What a wonderful treat we had as we were strolling through Strawberry Banke. I heard the famous words of Oliver Twist, "Please sir, can I have more". My travel buddy and I now had a mission of finding where the music and singing was coming from. I was delighted to find an outdoor theater with a full blown production of Oliver. There was a minimum $5.00 donation, but it was well worth it. This rendition of Oliver was choreographed by a local favorite, Michael J. Tobin and was musically directed by Evelyn Mann. I hope you all enjoy theater in the park as much as my buddy and I did. I especially loved the artful dodger, he's always been my favorite character in Oliver.
This years production is of Disney's Beauty and the Beast. Show times are 7 PM on Thursdays and Sundays and 8 PM on Fridays and Saturdays.
At one time Portsmouth was the third largest port for merchant shiiping and ship building. It had 15 wharves along the inlets from downtown. Most were in the most active area of what is now Strawwbury Bank. Its maintributtary was called Puddle Dock. They loaded and unloaded ships from here and also had large warehouse along the water edge. Puddle dock was filled in in early 1900's and long before that the other wharves were no longer used, and filled in with dirt.
The home is right down by the water line, overlooking the old wharf, near the west end of town, it had a purpose of allowing Moffat to oversee his shipbuilding and merchant activity from the upper window of the home. It was built 1760-63 and the family continued ownership until 1912. John Moffatt first occupied, and then SIL Ladd and daughter lived here to 1900. Ironically John was a privateer in the War, then the son with drinking problems took over and ran the business in the ground. Dad came back but could not revive it. The SIL had money to buy back for the wife. They donated it to a non profit for tours. They made masts for ships, and he traded molasses and rum form the West Indies. It made him wealthly. Furnishings are form 1768 era and well preserved. There is also two buildings in the back and a well maintained garden, with a lot of work from an 86 year old woman who has been at it for 40 years.
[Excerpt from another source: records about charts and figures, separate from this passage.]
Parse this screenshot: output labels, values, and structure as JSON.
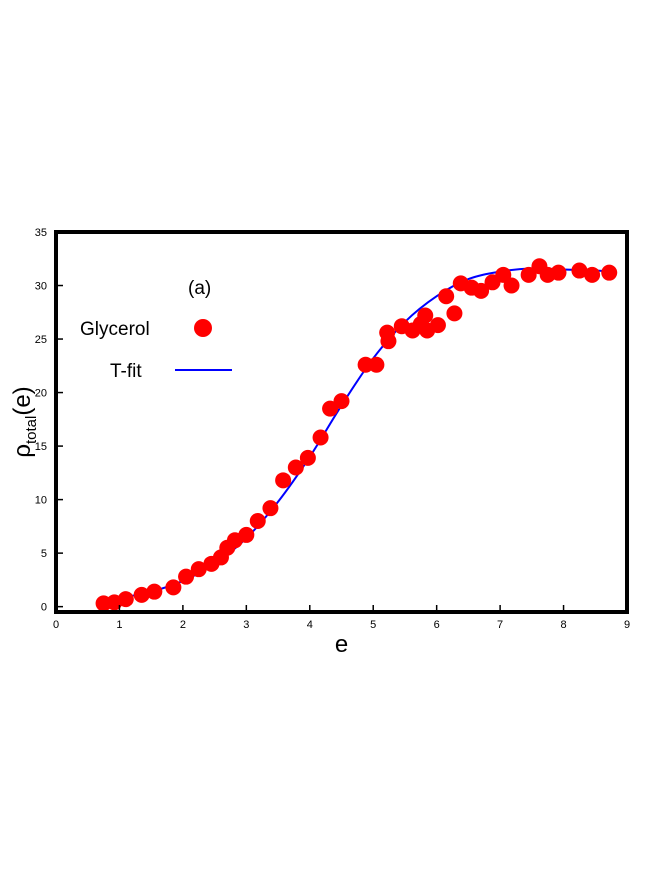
{
  "chart_data": {
    "type": "scatter",
    "panel_label": "(a)",
    "xlabel": "e",
    "ylabel": {
      "main": "ρ",
      "sub": "total",
      "tail": "(e)"
    },
    "xlim": [
      0,
      9
    ],
    "ylim": [
      -0.5,
      35
    ],
    "x_ticks": [
      0,
      1,
      2,
      3,
      4,
      5,
      6,
      7,
      8,
      9
    ],
    "y_ticks": [
      0,
      5,
      10,
      15,
      20,
      25,
      30,
      35
    ],
    "grid": false,
    "legend_position": "upper-left",
    "series": [
      {
        "name": "Glycerol",
        "kind": "scatter",
        "color": "#ff0000",
        "points": [
          [
            0.75,
            0.3
          ],
          [
            0.92,
            0.4
          ],
          [
            1.1,
            0.7
          ],
          [
            1.35,
            1.1
          ],
          [
            1.55,
            1.4
          ],
          [
            1.85,
            1.8
          ],
          [
            2.05,
            2.8
          ],
          [
            2.25,
            3.5
          ],
          [
            2.45,
            4.0
          ],
          [
            2.6,
            4.6
          ],
          [
            2.7,
            5.5
          ],
          [
            2.82,
            6.2
          ],
          [
            3.0,
            6.7
          ],
          [
            3.18,
            8.0
          ],
          [
            3.38,
            9.2
          ],
          [
            3.58,
            11.8
          ],
          [
            3.78,
            13.0
          ],
          [
            3.97,
            13.9
          ],
          [
            4.17,
            15.8
          ],
          [
            4.32,
            18.5
          ],
          [
            4.5,
            19.2
          ],
          [
            4.88,
            22.6
          ],
          [
            5.05,
            22.6
          ],
          [
            5.22,
            25.6
          ],
          [
            5.24,
            24.8
          ],
          [
            5.45,
            26.2
          ],
          [
            5.62,
            25.8
          ],
          [
            5.75,
            26.4
          ],
          [
            5.82,
            27.2
          ],
          [
            5.85,
            25.8
          ],
          [
            6.02,
            26.3
          ],
          [
            6.15,
            29.0
          ],
          [
            6.28,
            27.4
          ],
          [
            6.38,
            30.2
          ],
          [
            6.55,
            29.8
          ],
          [
            6.7,
            29.5
          ],
          [
            6.88,
            30.3
          ],
          [
            7.05,
            31.0
          ],
          [
            7.18,
            30.0
          ],
          [
            7.45,
            31.0
          ],
          [
            7.62,
            31.8
          ],
          [
            7.75,
            31.0
          ],
          [
            7.92,
            31.2
          ],
          [
            8.25,
            31.4
          ],
          [
            8.45,
            31.0
          ],
          [
            8.72,
            31.2
          ]
        ]
      },
      {
        "name": "T-fit",
        "kind": "line",
        "color": "#0000ff",
        "points": [
          [
            0.75,
            0.5
          ],
          [
            1.0,
            0.8
          ],
          [
            1.5,
            1.4
          ],
          [
            2.0,
            2.4
          ],
          [
            2.5,
            4.0
          ],
          [
            3.0,
            6.4
          ],
          [
            3.5,
            9.8
          ],
          [
            4.0,
            14.0
          ],
          [
            4.5,
            18.8
          ],
          [
            5.0,
            23.2
          ],
          [
            5.5,
            26.6
          ],
          [
            6.0,
            29.0
          ],
          [
            6.5,
            30.6
          ],
          [
            7.0,
            31.3
          ],
          [
            7.5,
            31.6
          ],
          [
            8.0,
            31.5
          ],
          [
            8.5,
            31.4
          ],
          [
            8.75,
            31.3
          ]
        ]
      }
    ]
  }
}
Open 11-5 Monday-Saturday and cost is $6.
The Government first established the yard in 1800. It had 5,000 personal building ships in WWI and 25,000 in WWII. It is now a base for sub overhaul of the nuclear class. The last sub built here was 1969, and they built 70 during the span.
The tour through the houses is great. it takes about 2 hours to see it on a cursiouary time frame. Volunteers are throughout the area to present facts of local times and some exhibits, like barrel making by a real nice guy been in the trade 20 years is an example. You can stroll on your own, but I believe there may also be guided tours at times.